Here is the solution I found (though it may need more tuning):
public static void splitAndGenerateParityFile(File file, int shardCount, String fileID) throws IOException {
int BUFFER_SIZE = 4 * 1024 * 1024;
RandomAccessFile rin = new RandomAccessFile(file, "r");
FileChannel fcin = rin.getChannel();
//Create parity files
File parity = new File(fileID + "_parity");
if (parity.exists()) throw new FileAlreadyExistsException("Could not create parity file! File already exists!");
RandomAccessFile parityRAF = new RandomAccessFile(parity, "rw");
FileChannel parityOut = parityRAF.getChannel();
//Create shard files
ArrayList<File> shards = new ArrayList<>(shardCount);
for (int i = 0; i < shardCount; i++) {
File f = new File(fileID + "_part_" + i);
if (f.exists()) throw new FileAlreadyExistsException("Could not create shard file!

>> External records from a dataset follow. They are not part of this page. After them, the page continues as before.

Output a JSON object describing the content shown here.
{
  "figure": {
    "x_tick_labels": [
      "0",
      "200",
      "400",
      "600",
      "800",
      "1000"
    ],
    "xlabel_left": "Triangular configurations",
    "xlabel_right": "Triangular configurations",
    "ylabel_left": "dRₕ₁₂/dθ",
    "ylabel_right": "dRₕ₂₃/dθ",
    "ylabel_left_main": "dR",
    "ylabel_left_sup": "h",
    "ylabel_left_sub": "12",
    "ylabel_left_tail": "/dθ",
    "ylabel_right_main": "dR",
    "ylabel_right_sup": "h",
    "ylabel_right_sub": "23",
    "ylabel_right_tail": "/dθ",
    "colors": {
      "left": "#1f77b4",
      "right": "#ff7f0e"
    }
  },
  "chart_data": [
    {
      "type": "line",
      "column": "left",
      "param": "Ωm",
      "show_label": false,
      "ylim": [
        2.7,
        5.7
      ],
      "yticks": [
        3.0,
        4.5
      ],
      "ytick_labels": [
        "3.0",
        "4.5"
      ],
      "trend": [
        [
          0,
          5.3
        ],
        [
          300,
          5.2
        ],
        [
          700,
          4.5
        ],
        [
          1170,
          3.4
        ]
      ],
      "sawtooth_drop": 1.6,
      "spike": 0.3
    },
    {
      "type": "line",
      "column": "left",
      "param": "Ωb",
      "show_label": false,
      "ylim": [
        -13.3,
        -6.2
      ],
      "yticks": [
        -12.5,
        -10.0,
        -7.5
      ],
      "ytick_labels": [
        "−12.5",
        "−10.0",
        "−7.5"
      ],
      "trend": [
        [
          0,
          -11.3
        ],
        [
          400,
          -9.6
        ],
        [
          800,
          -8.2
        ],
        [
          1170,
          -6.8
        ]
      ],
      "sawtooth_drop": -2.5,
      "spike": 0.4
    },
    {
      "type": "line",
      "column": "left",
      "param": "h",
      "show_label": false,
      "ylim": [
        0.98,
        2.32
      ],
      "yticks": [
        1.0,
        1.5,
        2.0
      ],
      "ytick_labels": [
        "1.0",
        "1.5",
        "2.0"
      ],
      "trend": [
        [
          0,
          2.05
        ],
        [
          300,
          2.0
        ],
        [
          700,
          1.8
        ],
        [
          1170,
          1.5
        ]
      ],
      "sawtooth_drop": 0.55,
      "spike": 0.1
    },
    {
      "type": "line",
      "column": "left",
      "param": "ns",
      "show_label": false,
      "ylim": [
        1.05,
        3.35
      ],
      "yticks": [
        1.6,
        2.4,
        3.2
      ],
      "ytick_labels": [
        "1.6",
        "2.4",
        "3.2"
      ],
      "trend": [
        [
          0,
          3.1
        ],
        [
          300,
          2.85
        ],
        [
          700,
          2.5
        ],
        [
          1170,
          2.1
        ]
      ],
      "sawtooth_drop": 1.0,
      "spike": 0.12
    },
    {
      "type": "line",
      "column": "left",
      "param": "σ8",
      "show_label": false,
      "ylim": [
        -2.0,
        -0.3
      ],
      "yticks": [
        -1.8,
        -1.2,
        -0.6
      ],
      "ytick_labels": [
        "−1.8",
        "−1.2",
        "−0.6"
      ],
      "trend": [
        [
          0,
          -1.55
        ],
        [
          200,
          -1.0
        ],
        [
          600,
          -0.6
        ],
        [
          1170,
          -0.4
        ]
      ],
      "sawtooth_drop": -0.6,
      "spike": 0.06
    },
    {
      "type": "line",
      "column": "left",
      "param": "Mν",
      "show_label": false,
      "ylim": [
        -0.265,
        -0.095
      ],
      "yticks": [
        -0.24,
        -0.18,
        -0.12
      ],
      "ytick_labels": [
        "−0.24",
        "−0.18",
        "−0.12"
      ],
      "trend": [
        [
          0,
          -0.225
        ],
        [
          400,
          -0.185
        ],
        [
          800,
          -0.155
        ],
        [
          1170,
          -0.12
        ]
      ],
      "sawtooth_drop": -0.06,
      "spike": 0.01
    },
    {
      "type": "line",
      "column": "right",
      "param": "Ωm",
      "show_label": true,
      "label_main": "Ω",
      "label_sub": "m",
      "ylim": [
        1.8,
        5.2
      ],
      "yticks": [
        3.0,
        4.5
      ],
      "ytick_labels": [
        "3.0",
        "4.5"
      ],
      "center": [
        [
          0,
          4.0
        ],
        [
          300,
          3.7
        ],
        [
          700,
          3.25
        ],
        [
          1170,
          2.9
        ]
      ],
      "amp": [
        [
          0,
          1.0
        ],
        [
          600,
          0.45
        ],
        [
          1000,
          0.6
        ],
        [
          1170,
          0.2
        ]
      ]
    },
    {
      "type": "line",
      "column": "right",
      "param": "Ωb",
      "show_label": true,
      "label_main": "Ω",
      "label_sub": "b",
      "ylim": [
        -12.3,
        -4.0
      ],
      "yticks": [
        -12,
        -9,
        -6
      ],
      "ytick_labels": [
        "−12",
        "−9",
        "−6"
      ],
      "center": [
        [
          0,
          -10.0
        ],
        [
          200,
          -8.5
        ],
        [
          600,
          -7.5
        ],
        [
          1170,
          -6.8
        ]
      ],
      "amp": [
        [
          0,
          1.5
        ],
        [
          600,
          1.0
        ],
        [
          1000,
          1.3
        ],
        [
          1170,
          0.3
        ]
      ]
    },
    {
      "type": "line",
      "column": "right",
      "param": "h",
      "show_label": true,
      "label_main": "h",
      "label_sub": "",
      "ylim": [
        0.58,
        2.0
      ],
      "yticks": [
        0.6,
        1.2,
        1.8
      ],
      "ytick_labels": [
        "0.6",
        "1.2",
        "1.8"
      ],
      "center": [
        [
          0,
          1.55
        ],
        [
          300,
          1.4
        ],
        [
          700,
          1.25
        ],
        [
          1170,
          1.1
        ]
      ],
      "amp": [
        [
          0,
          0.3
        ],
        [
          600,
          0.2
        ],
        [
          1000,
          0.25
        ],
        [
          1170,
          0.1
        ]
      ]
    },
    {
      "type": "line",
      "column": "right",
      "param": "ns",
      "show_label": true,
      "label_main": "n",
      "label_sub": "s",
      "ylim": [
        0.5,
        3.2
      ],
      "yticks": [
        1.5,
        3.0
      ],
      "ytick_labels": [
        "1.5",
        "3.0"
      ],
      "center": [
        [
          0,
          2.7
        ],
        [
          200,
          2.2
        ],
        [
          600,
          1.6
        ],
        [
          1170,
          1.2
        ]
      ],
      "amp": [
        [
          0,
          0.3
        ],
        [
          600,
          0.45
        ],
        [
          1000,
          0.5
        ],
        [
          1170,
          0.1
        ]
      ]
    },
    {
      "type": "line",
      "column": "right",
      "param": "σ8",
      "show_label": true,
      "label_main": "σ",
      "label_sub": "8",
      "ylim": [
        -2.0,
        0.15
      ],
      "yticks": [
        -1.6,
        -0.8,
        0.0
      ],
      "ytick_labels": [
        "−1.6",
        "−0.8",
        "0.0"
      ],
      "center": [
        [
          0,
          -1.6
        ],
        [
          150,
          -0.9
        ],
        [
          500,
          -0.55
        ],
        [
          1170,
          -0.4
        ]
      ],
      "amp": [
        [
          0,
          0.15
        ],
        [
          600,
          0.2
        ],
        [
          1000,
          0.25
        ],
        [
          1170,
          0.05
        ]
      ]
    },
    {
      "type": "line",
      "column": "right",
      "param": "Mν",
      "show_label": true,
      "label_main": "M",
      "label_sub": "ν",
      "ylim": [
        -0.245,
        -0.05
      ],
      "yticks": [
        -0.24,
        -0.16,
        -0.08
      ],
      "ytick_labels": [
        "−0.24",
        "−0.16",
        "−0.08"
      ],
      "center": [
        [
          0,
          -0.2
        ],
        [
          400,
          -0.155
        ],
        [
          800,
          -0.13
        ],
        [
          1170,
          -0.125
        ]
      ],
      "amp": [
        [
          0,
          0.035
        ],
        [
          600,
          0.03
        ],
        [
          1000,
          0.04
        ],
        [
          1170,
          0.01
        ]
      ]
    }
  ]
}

File already exists!");
shards.add(f);
}
long bytesPerFile = (long) Math.ceil(rin.length() / shardCount);
ArrayList<ByteBuffer> shardBuffers = new ArrayList<>(shardCount);
//Make buffers for each section of the file we will be reading from
for (int i = 0; i < shardCount; i++) {
ByteBuffer bb = ByteBuffer.allocate(BUFFER_SIZE);
shardBuffers.add(bb);
}
ByteBuffer parityBuffer = ByteBuffer.allocate(BUFFER_SIZE);
//Generate parity
boolean isParityBufferEmpty = true;
for (long i = 0; i < bytesPerFile; i++) {
isParityBufferEmpty = false;
int pos = (int) (i % BUFFER_SIZE);
byte p = 0;
if (pos == 0) {
//Read chunk of file into each buffer
for (int j = 0; j < shardCount; j++) {
ByteBuffer bb = shardBuffers.get(j);
bb.clear();
fcin.position(bytesPerFile * j + i);
fcin.read(bb);
bb.flip();
}
//Dump parity buffer
if (i > 0) {
parityBuffer.flip();
while (parityBuffer.hasRemaining()) {
parityOut.write(parityBuffer);
}
parityBuffer.clear();
isParityBufferEmpty = true;
}
}
//Get parity
for (ByteBuffer bb : shardBuffers) {
if (!bb.hasRemaining()) break;
p ^= bb.get();
}
//Put parity in buffer
parityBuffer.put(p);
}
if (!isParityBufferEmpty) {
parityBuffer.flip();
parityOut.write(parityBuffer);
parityBuffer.clear();
}
fcin.close();
rin.close();
parityOut.close();
parityRAF.close();
}
As suggested by VGR, I replaced rewind()
with flip()
. I also switched to relative operations instead of absolute. I don't think the absolute methods adjust the cursor position or the limit, so that was likely the cause of the error. I also changed the buffer size to 4MB as I am interested in generating the parity for large files.